The Lead Utilization Management Case Manager will be responsible for the day to day activities of the utilization management department. The lead UM Case Manager will be responsible for the oversight of UM clinical and non-clinical staff day to day activities. The lead UM Case Manager will assist in reviewing the UM policies and procedures with the UM Manager or UM Director and be able to make suggestions for improvement and efficiencies within the UM department. The lead UM Case Manager will continue to review authorizations as assigned. The lead UM Case Manager oversees the authorization process to ensure that the member receives benefits in accordance with their coverage in a quality and cost effective manner. The goals of this position is to collaborate with the Lead UM Coordinator and assist the UM Manager and UM Director with day to day operations while reviewing authorizations that are medically necessary to appropriate physicians/vendors in a timely manner.
Oversight of the UM clinical and non-clinical staff day to day activities.
Monitor UM department queue reports for all IPAs and address potential out of compliance referral with the assigned team and the UM Manager.
Monitor urgent referrals queues and ensure department required TAT.
Monitor clinical and non-clinical staff productivity and address potential deficiencies with UM Manager and UM director.
Responsible for training of new UM staff including UM coordinators and UM Case Managers.
Responsible for communicating the UM staff daily schedule to other departments.
Responsible for adjusting daily assignments of the UM clinical and non-clinical staff to meet the department needs.
Acts as a liaison between UM and internal departments and/or external providers.
Point person and provide support to customer service and provider relations for all referral related questions.
Assist with updating the UM department policies and procedures.
Review authorization requests for medical appropriateness and correct contracted vendor.
Liaison with designated Medical Director for complex authorization requests.
Maintains knowledge of current contractual arrangement with the Health Plans and vendors.
Functions as clinical resource for benefit interpretation.

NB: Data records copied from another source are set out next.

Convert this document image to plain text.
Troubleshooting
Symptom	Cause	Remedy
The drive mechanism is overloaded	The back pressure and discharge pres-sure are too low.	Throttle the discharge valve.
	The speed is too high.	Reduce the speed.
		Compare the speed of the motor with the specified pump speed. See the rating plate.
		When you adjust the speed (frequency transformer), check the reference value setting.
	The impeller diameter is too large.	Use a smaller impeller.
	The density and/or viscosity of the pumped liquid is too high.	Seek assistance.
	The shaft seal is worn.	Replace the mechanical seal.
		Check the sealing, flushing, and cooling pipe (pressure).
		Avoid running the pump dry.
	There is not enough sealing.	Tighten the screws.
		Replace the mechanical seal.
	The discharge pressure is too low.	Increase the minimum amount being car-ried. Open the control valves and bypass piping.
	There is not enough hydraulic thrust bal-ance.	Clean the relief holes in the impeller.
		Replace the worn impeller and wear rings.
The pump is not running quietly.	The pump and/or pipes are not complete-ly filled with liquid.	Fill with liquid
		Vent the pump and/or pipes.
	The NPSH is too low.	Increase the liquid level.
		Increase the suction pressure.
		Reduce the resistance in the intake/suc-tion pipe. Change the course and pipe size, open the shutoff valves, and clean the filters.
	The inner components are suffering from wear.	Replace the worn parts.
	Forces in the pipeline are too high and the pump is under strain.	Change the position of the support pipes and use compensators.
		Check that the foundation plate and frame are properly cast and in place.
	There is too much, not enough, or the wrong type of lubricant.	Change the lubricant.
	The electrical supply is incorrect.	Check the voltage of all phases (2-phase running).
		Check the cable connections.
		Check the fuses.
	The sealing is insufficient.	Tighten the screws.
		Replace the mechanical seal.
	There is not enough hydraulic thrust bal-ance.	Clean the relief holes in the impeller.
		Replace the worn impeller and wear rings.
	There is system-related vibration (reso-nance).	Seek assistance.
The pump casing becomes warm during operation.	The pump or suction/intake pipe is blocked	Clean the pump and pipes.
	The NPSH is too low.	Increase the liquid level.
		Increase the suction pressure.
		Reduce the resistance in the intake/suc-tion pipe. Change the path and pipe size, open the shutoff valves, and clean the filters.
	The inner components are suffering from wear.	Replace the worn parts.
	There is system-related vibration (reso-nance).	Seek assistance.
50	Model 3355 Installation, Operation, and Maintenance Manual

Researches complicated cases.
Screens for CCS diagnosis and refers appropriately.
Screens all tertiary referrals and refers appropriately.
Oversees assigned UM Coordinators to ensure accurate and timely processing of the authorizations.
Responsible for presenting the clinical criteria to support denial of services.
Attends monthly UM Committee meeting for related groups and assists in the preparation of the agenda, minutes, and packet.
Identify any patterns of over/under utilization and refer to appropriate source.
Refer appropriate cases to the Outreach Department.
Perform related duties or fill in for others in the department as assigned by UM Manager and UM Director.
The Nurse is responsible for collaborating with his/her UM coordinator or designee and ensure the assignment is completed in a timely manner and referrals are processed in accordance with UM Department turn-around-time standards.
Review daily and approve services on the UM Nurse Business Rules and approval level set forth by the UM Department.
Prepare cases for Medical Director to review as needed.
Upon denial of a request by the Medical Director, draft the denial language and send the file to the Denial Team in accordance with the department turn-around-time standards.
Pended Requests – Indicate what supporting documents are needed and prepare the file to send to the Denial Team.
Correspond with the requesting provider/vendor as needed to obtain additional clinical information for referral processing.
EIOD – Ensure the oral notification is completed and documented in the system as required by CMS.
Foster positive interaction and relationships with all internal departments as well as cultivating positive working relationships with external contacts.
Prevent and avoid harassment and discrimination. Respond promptly to any complaints in accordance with policies in the Employee Handbook.
Maintain attendance and professionalism at all times in accordance with Tenet’s policy.
Perform other assigned duties / special projects on an as-needed basis as directed by the UM Manager and UM Director
California License Required, RN or LVN
Minimum 3 years utilization review, case management or discharge planning experience in an IPA, Medical Group, Hospital or Health Plan environment.
Acute hospital experience preferred
Knowledge of clinical guidelines such as CMS NCD/LCD, Apollo, MCG, or Interqual Guidelines
Knowledge of NCQA, health plan and CMS guidelines.
Previous experience as lead or supervisor preferred.
Computer skills required.
JOB: Case Management/Home Health
PRIMARY LOCATION: Cypress, California
FACILITY: Coast Healthcare
JOB TYPE: Full-Time
SHIFT TYPE: Days
Employment practices will not be influenced or affected by an applicant’s or employee’s race, color, religion, sex (including pregnancy), national origin, age, disability, genetic information, sexual orientation, gender identity or expression, veteran status or any other legally protected status. Tenet will make reasonable accommodations for qualified individuals with disabilities unless doing so would result in an undue hardship.